Kharif sowing has been done in larger acreage than last year thanks to well-spaced, even if subnormal, precipitation during the main planting season in June and July.
Even Marathwada, central Maharashtra, north-interior Karnataka and some other pockets in southern and eastern India, which went through a prolonged dry spell, received good showers in the second half of September.
It allowed belated planting of quick-maturing kharif crops and created conditions favourable for early-sown rabi crops, thus averting a total crop loss.
Several factors have contributed to blunting the impact of this year's poor monsoon on agriculture. Improved drought management skills and growing resilience of agriculture against aberrant weather are significant among them.
Credit also goes to the India Meteorological Department (IMD) for forewarning the impending drought well in advance. This has helped the government to operationalise contingency plans and the farmers to change their cropping pattern to suit the anticipated weather.
A slew of technologies needed for managing weather risks has been evolved under the National Initiative on Climate Resilient Agriculture (Nicra) launched by the Indian Council of
Agricultural Research (Icar) in 2010-11 after the severe drought of 2009.
Contingency plans in standard template are now available for as many as 580 districts to serve as a ready reckoner for the central and state governments.
These plans have been prepared by Icar's Central Research Institute for Dryland Agriculture (Crida) in collaboration with other research centres and state agricultural universities.
Conservation of rainwater in the farmers' fields as well as in the tanks and ponds in and around villages is being promoted under Nicra to protect crops against adverse weather.
Several other situation-specific resource-conservation and weather-proofing agronomic practices have been popularised among farmers to get better crop yields with reduced costs.

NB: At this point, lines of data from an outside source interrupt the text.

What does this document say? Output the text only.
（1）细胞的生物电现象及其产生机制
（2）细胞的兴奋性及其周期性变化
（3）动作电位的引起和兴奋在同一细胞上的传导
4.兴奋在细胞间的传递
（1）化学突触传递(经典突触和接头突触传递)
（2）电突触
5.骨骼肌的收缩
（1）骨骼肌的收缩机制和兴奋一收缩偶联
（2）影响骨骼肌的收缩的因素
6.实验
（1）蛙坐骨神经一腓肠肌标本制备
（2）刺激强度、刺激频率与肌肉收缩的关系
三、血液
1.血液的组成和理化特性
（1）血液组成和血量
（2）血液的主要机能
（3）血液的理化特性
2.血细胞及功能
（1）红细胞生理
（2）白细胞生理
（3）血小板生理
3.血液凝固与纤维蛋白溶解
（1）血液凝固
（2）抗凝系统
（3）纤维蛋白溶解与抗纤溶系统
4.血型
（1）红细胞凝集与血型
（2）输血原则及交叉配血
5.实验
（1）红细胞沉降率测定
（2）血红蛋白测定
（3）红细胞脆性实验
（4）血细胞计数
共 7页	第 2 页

Of them, the important ones are zero-tillage (sowing without tilling the land); planting seeds on raised beds interspersed with furrows, instead of flat land; and direct sowing of paddy seeds rather than transplanting the seedlings grown in nurseries.
These have already proved their worth. In areas where these techniques were put into practice last year, the crops managed to cope with 12 per cent rainfall deficiency without any significant yield loss.

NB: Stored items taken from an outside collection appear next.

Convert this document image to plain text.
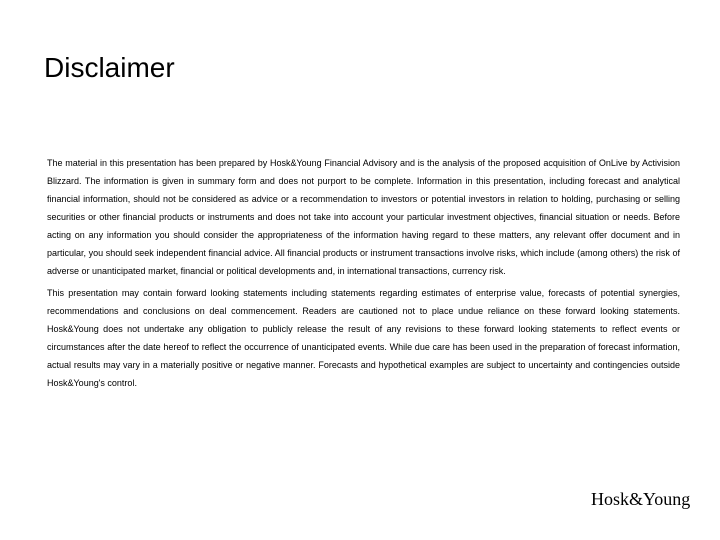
Disclaimer

The material in this presentation has been prepared by Hosk&Young Financial Advisory and is the analysis of the proposed acquisition of OnLive by Activision Blizzard. The information is given in summary form and does not purport to be complete. Information in this presentation, including forecast and analytical financial information, should not be considered as advice or a recommendation to investors or potential investors in relation to holding, purchasing or selling securities or other financial products or instruments and does not take into account your particular investment objectives, financial situation or needs. Before acting on any information you should consider the appropriateness of the information having regard to these matters, any relevant offer document and in particular, you should seek independent financial advice. All financial products or instrument transactions involve risks, which include (among others) the risk of adverse or unanticipated market, financial or political developments and, in international transactions, currency risk.

This presentation may contain forward looking statements including statements regarding estimates of enterprise value, forecasts of potential synergies, recommendations and conclusions on deal commencement. Readers are cautioned not to place undue reliance on these forward looking statements. Hosk&Young does not undertake any obligation to publicly release the result of any revisions to these forward looking statements to reflect events or circumstances after the date hereof to reflect the occurrence of unanticipated events. While due care has been used in the preparation of forecast information, actual results may vary in a materially positive or negative manner. Forecasts and hypothetical examples are subject to uncertainty and contingencies outside Hosk&Young's control.

Hosk&Young
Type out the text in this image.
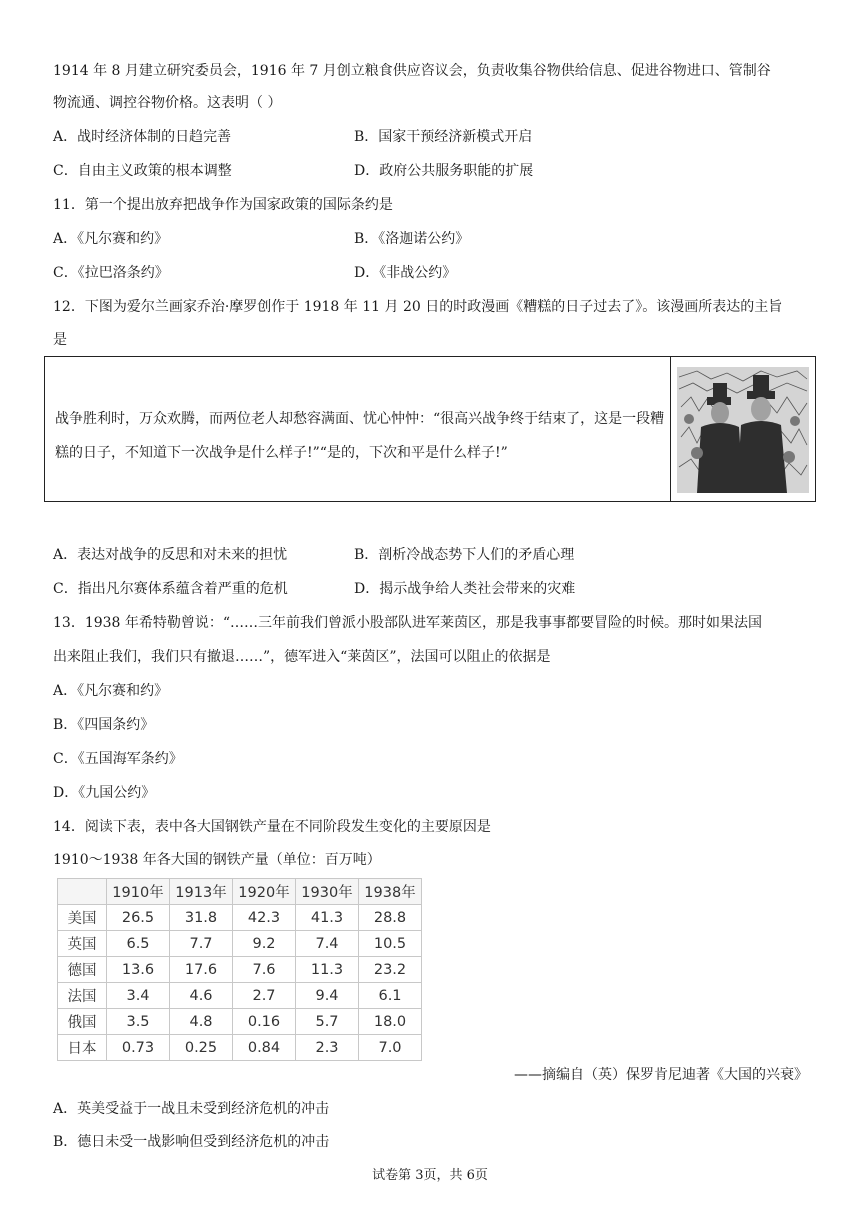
1914 年 8 月建立研究委员会，1916 年 7 月创立粮食供应咨议会，负责收集谷物供给信息、促进谷物进口、管制谷
物流通、调控谷物价格。这表明（ ）
A．战时经济体制的日趋完善	B．国家干预经济新模式开启
C．自由主义政策的根本调整	D．政府公共服务职能的扩展
11．第一个提出放弃把战争作为国家政策的国际条约是
A．《凡尔赛和约》	B．《洛迦诺公约》
C．《拉巴洛条约》	D．《非战公约》
12．下图为爱尔兰画家乔治·摩罗创作于 1918 年 11 月 20 日的时政漫画《糟糕的日子过去了》。该漫画所表达的主旨
是
战争胜利时，万众欢腾，而两位老人却愁容满面、忧心忡忡：“很高兴战争终于结束了，这是一段糟糕的日子，不知道下一次战争是什么样子!”“是的，下次和平是什么样子!”
A．表达对战争的反思和对未来的担忧	B．剖析冷战态势下人们的矛盾心理
C．指出凡尔赛体系蕴含着严重的危机	D．揭示战争给人类社会带来的灾难
13．1938 年希特勒曾说：“……三年前我们曾派小股部队进军莱茵区，那是我事事都要冒险的时候。那时如果法国
出来阻止我们，我们只有撤退……”，德军进入“莱茵区”，法国可以阻止的依据是
A．《凡尔赛和约》
B．《四国条约》
C．《五国海军条约》
D．《九国公约》
14．阅读下表，表中各大国钢铁产量在不同阶段发生变化的主要原因是
1910～1938 年各大国的钢铁产量（单位：百万吨）
	1910年	1913年	1920年	1930年	1938年
美国	26.5	31.8	42.3	41.3	28.8
英国	6.5	7.7	9.2	7.4	10.5
德国	13.6	17.6	7.6	11.3	23.2
法国	3.4	4.6	2.7	9.4	6.1
俄国	3.5	4.8	0.16	5.7	18.0
日本	0.73	0.25	0.84	2.3	7.0
——摘编自（英）保罗肯尼迪著《大国的兴衰》
A．英美受益于一战且未受到经济危机的冲击
B．德日未受一战影响但受到经济危机的冲击
试卷第 3页，共 6页
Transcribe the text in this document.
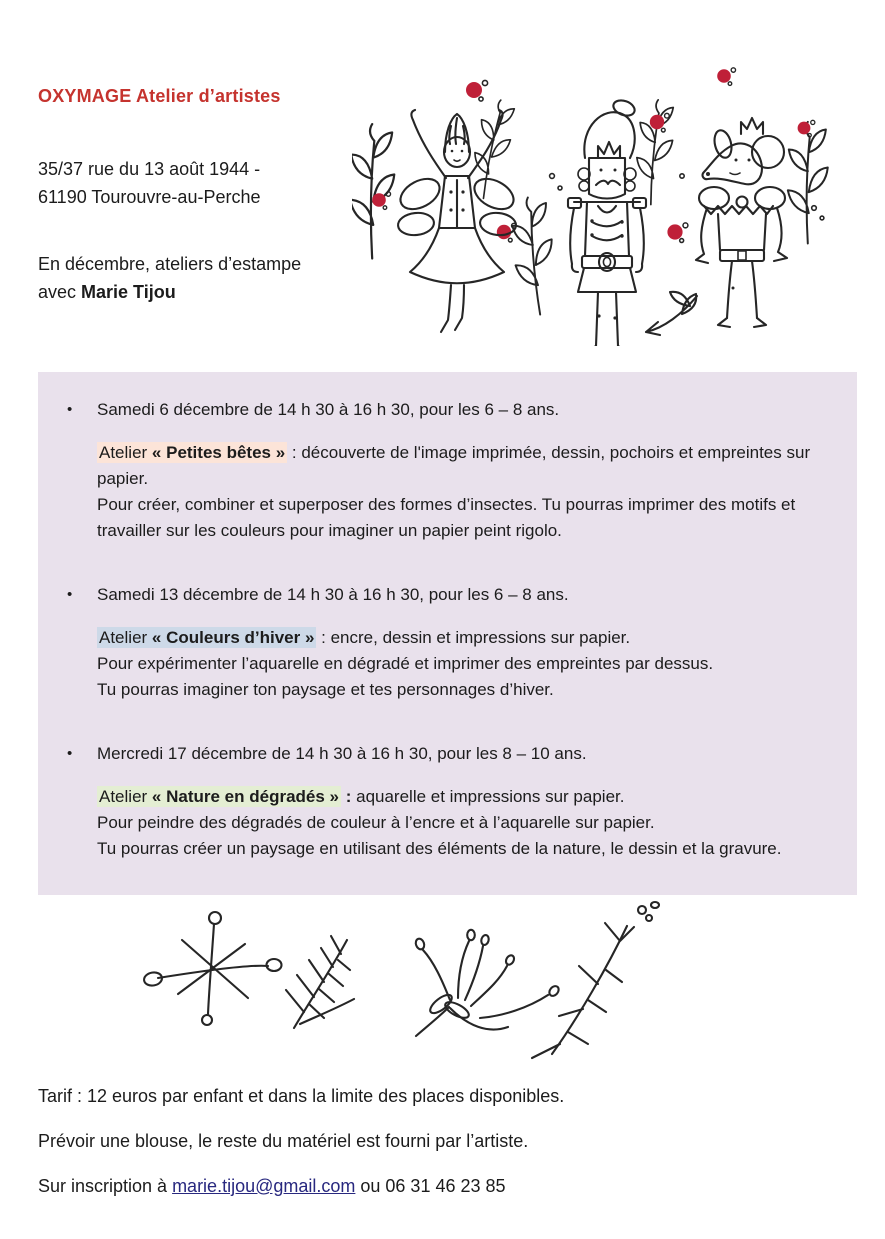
OXYMAGE Atelier d’artistes
35/37 rue du 13 août 1944 -
61190 Tourouvre-au-Perche
En décembre, ateliers d’estampe
avec Marie Tijou
• Samedi 6 décembre de 14 h 30 à 16 h 30, pour les 6 – 8 ans.
Atelier « Petites bêtes » : découverte de l'image imprimée, dessin, pochoirs et empreintes sur papier.
Pour créer, combiner et superposer des formes d’insectes. Tu pourras imprimer des motifs et travailler sur les couleurs pour imaginer un papier peint rigolo.
• Samedi 13 décembre de 14 h 30 à 16 h 30, pour les 6 – 8 ans.
Atelier « Couleurs d’hiver » : encre, dessin et impressions sur papier.
Pour expérimenter l’aquarelle en dégradé et imprimer des empreintes par dessus.
Tu pourras imaginer ton paysage et tes personnages d’hiver.
• Mercredi 17 décembre de 14 h 30 à 16 h 30, pour les 8 – 10 ans.
Atelier « Nature en dégradés » : aquarelle et impressions sur papier.
Pour peindre des dégradés de couleur à l’encre et à l’aquarelle sur papier.
Tu pourras créer un paysage en utilisant des éléments de la nature, le dessin et la gravure.
Tarif : 12 euros par enfant et dans la limite des places disponibles.
Prévoir une blouse, le reste du matériel est fourni par l’artiste.
Sur inscription à marie.tijou@gmail.com ou 06 31 46 23 85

Even during the last rabi season, wheat sown with zero-tillage technique was observed to suffer relatively less damage due to untimely rains and hails, according to Icar sources. Unsurprisingly, therefore, these practices are catching up fast. Zero-tillage system is already estimated to have spread to over two million hectares.
The steadily improving drought-resilience of Indian agriculture is evident from the fact that the crop output during every drought is invariably higher than in the previous one.
Take, for instance, the droughts of 2002 and 2009 which were almost of the same intensity with rainfall deficit of 21 to 22 per cent respectively.
The foodgrain production in 2009 was 218 million tonnes - a good 43 million tonnes higher than 175 million tonnes in 2002. Again, the droughts of 2004 and 2014 were of similar magnitude with a rain deficiency of 12 per cent in each of these years. However, the difference in the food output was a whopping 54 million tonnes - 252.68 million tonnes in 2014, against 198.36 million tonnes in 2004.
Though the rainfall paucity of 14 per cent this year is worse than last year's 12 per cent, the foodgrain output is expected to be better than that of last year, thanks to higher plantings.
These results should spur the government to redouble its efforts to promote climate-smart technologies to cope with monsoon jolts in future.